A new study from New Zealand has shown that investment in facilities for cyclists and pedestrians leads to lower levels of car use and reduces carbon emissions.
The study is claimed to be the first conducted worldwide to have established a link between building cycling and walking infrastructure and lower levels of air pollution.
It’s a subject however we have visited regularly here on road.cc – for example, research published earlier this year found that children in London’s first ‘Mini Holland’ borough, Waltham Forest, will enjoy greater life expectancy due to efforts to promote cycling and walking and reduce car use.
The New Zealand study was carried out by researchers from Victoria University and the University of Otago, Wellington, reports the Otago Daily Times.
They analysed the effect of cycle paths and pedestrian walkways installed in 2011 in New Plymouth and Hastings.
They discovered that during the following three years, total kilometres travelled fell by 1.6 per cent and carbon emissions by 1 per cent.
Associate Professor Michael Keall, the lead author of the study, said: "This is good news for our agenda to reduce carbon emissions, which is essential to meet our international targets and of course to contribute to stabilising the climate.”

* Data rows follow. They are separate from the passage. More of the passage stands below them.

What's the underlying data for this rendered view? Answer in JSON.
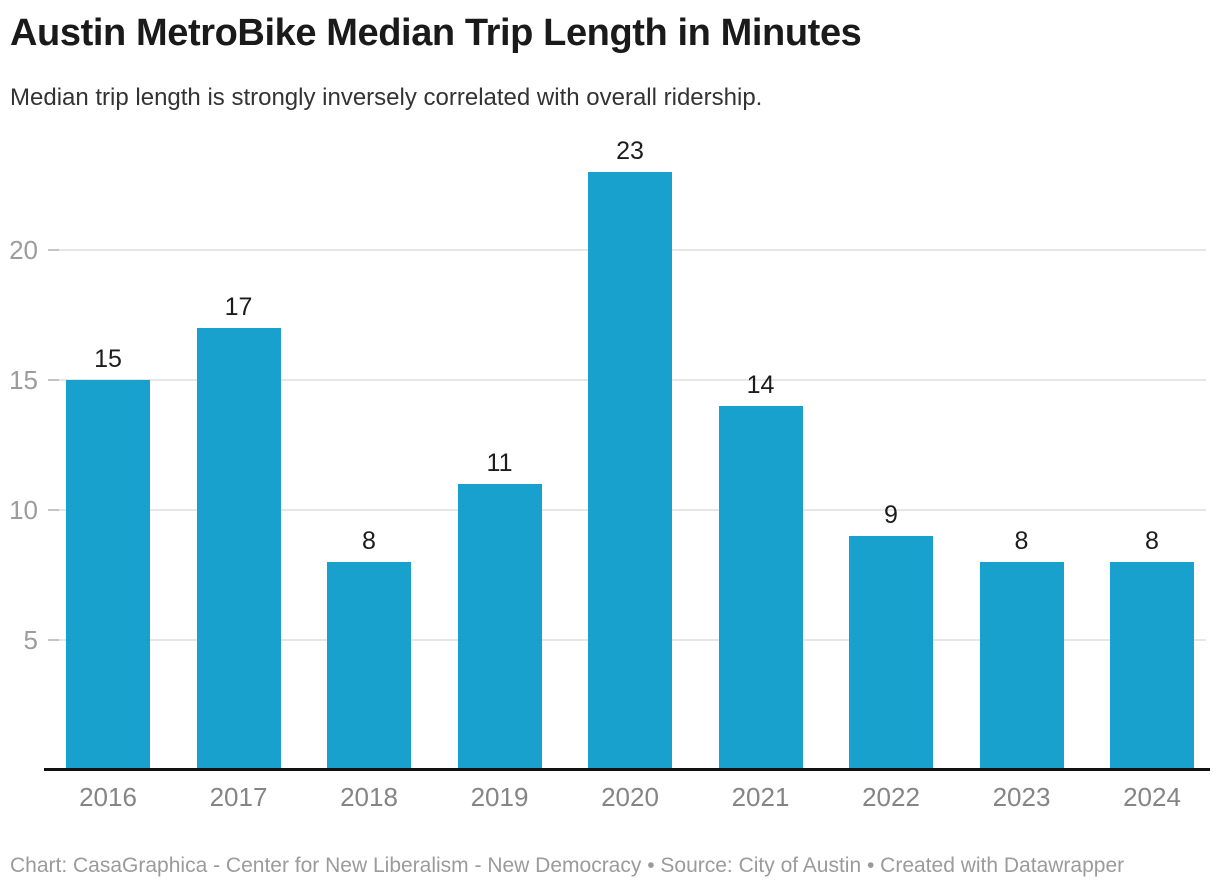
{
  "header": {
    "title": "Austin MetroBike Median Trip Length in Minutes",
    "subtitle": "Median trip length is strongly inversely correlated with overall ridership."
  },
  "footer": {
    "text": "Chart: CasaGraphica - Center for New Liberalism - New Democracy • Source: City of Austin • Created with Datawrapper"
  },
  "colors": {
    "bar": "#18a1cd",
    "gridline": "#e6e6e6",
    "tick_dash": "#c4c4c4",
    "y_tick_label": "#9c9c9c",
    "x_axis_label": "#858585",
    "value_label": "#1c1c1c",
    "baseline": "#111111",
    "title": "#1a1a1a",
    "subtitle": "#333333",
    "footer_text": "#9b9b9b"
  },
  "chart_data": {
    "type": "bar",
    "title": "Austin MetroBike Median Trip Length in Minutes",
    "subtitle": "Median trip length is strongly inversely correlated with overall ridership.",
    "categories": [
      "2016",
      "2017",
      "2018",
      "2019",
      "2020",
      "2021",
      "2022",
      "2023",
      "2024"
    ],
    "values": [
      15,
      17,
      8,
      11,
      23,
      14,
      9,
      8,
      8
    ],
    "xlabel": "",
    "ylabel": "",
    "ylim": [
      0,
      23
    ],
    "yticks": [
      5,
      10,
      15,
      20
    ],
    "grid": true,
    "value_labels": true,
    "legend": "none"
  }
}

According to co-author Dr Caroline Shaw, the actual reduction in carbon emissions is likely to be higher than that 1 per cent figure.
She explained that the car journeys most likely to be substituted with cycling or walking are shorter ones, which have higher levels of emissions per kilometre.
She said: "It is also important to note that we would expect the more extensive networks of cycle lanes which some councils are now putting in, to have an even bigger response.
"It is also important to note that we would expect the more extensive networks of cycle lanes which some councils are now putting in, to have an even bigger response," she added.
Critics of London’s Cycle Superhighways, including the Licensed Taxi Drivers’ Association, claim that the infrastructure causes increased congestion and thereby air pollution, something that Mayor of London Sadiq Khan firmly rejected last week.
Last year, the charity Cycling UK described as “out of date” members of the House of Lords who repeated the claim during a debate on air quality that building cycle lanes leads to more pollution.